RECHERCHE Fondamentale Virologie

Etudes structurales de l'interaction entre la protéine cellulaire Transportine-1 et la capside du VIH-1
Aides Aux Equipes, Recherche Fondamentale

FINANCEMENT

Porteur du projet : Nathalie ARHEL

Equipes Partenaires : Michaël BLAISE (Institut de Recherche en Infectiologie de Montpellier – MONTPELLIER)

Laboratoire : Institut de Recherche en Infectiologie de Montpellier - UMR 9004 - MONTPELLIER - Occitanie

Montant : 114 468 € - Durée : 24 mois

RESUME

Le VIH, comme tous les autres virus, parasite la cellule qu’il infecte afin de pouvoir se multiplier et libérer de nouveaux virus. Pour ce faire, le virus a besoin de détourner à son profit les protéines de la cellule qu’il infecte car son génome est très petit et ne possède pas tous les partenaires nécessaires à sa survie. Ainsi les protéines de la cellule humaine peuvent en quelque sorte être des alliés cruciaux pour le virus. Identifier ces protéines est ainsi une source de connaissance importante pour comprendre le cycle de vie du virus et potentiellement pour inhiber ce dernier.

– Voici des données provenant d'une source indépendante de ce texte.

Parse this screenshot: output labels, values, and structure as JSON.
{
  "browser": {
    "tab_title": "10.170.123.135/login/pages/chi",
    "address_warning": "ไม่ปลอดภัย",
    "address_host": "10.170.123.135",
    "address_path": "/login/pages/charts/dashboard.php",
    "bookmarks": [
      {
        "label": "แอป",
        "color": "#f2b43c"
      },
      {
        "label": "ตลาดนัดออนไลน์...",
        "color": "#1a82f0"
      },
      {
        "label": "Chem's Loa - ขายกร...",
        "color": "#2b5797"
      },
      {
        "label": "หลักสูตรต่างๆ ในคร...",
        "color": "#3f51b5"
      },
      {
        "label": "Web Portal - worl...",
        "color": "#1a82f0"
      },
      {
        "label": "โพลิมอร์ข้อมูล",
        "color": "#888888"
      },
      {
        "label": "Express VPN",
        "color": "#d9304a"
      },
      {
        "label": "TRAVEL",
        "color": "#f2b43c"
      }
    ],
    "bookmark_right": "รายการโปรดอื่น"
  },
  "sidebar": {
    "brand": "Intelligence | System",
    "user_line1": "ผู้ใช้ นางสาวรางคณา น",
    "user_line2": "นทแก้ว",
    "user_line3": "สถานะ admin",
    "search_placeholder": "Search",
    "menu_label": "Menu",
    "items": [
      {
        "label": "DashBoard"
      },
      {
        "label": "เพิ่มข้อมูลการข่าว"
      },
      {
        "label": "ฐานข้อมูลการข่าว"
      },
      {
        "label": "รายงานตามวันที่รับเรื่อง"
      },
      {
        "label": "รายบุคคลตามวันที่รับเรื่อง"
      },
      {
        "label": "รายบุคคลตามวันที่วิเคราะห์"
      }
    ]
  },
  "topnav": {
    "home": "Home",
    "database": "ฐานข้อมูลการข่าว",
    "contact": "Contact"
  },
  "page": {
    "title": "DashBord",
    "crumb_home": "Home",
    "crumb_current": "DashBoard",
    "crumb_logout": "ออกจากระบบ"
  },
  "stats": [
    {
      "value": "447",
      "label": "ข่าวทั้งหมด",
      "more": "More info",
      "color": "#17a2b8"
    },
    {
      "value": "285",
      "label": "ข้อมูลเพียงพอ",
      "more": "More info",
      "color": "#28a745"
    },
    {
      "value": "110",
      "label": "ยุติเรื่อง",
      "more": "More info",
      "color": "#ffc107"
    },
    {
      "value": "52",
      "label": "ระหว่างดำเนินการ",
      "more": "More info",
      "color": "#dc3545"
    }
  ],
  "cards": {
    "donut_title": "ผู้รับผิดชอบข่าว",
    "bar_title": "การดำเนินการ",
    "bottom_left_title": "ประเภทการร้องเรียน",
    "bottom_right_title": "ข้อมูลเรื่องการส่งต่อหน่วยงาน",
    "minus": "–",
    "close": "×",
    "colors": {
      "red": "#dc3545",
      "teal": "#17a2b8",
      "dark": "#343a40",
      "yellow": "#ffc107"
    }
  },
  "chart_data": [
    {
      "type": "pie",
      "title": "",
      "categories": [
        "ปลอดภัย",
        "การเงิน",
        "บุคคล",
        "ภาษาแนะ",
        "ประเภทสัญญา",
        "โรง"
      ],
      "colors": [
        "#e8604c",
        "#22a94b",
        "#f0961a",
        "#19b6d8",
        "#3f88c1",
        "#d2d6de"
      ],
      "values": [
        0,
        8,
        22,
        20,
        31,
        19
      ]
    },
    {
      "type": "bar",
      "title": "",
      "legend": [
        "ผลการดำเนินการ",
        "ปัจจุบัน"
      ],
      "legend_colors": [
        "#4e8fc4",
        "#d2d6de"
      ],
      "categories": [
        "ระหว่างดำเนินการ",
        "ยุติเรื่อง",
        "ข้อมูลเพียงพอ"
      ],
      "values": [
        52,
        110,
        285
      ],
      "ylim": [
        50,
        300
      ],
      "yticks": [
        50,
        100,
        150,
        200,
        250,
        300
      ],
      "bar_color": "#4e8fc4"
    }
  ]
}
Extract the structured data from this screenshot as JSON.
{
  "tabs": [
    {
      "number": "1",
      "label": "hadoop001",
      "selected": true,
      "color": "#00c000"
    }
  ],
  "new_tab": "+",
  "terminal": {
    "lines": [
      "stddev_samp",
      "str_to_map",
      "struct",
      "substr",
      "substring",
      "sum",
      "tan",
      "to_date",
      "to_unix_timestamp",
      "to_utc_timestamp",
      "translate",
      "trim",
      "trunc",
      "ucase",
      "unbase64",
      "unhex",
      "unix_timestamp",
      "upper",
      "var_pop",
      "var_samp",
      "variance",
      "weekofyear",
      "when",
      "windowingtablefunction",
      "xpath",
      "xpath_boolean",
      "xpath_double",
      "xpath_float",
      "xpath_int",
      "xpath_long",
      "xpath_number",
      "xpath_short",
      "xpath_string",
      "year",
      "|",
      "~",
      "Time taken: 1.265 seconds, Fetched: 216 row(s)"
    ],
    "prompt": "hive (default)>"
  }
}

Récemment, nous avons découvert qu’ une protéine de la cellule humaine, appelée la Transportine ou aussi TRN-1, permet au virus de se répliquer efficacement. Le virus lorsqu’il rentre dans la cellule est enfermé dans une sorte de coque nommée la capside virale. Or cette capside doit être dissociée pour que le virus libère son information génétique dans le noyau et ainsi permettre sa multiplication. TRN-1 agit sur cette étape en débobinant très efficacement la capside du VIH-1. Qui plus est, TRN-1 va ensuite agir comme un cargo permettant le transport de la capside dans le noyau de la cellule et favorise la multiplication de l’information génétique virale. Notre projet de recherche vise à comprendre comment TRN1 et la capside se reconnaissent et par quels points de contact sur leur surface. Pour cela, nous allons utiliser les dernières technologies d’imagerie qui permettront de reconstituer à très haute résolution, à l’échelle de l’atome la conformation tridimensionnelle de TRN-1 fixée à la capside. L’obtention de cette image en trois dimension sera exploitée pour trouver des petites molécules chimiques qui viendraient dissocier l’interaction TRN-1 avec la capside et donc perturber le cycle du virus. Ce criblage de millions de composés sera fait de façon virtuelle grâce à des ordinateurs ou super calculateurs très puissants. L’efficacité antivirale des composés chimiques sélectionnés pourra ensuite être testée in vitro grâce à des tests biochimiques ou sur des cellules humaines infectées par le VIH.

Ce projet de recherche innovant car exploitant une voie nouvellement identifiée et essentielle pour le virus pourrait donc conduire à la découverte de nouvelles molécules anti-infectieuses.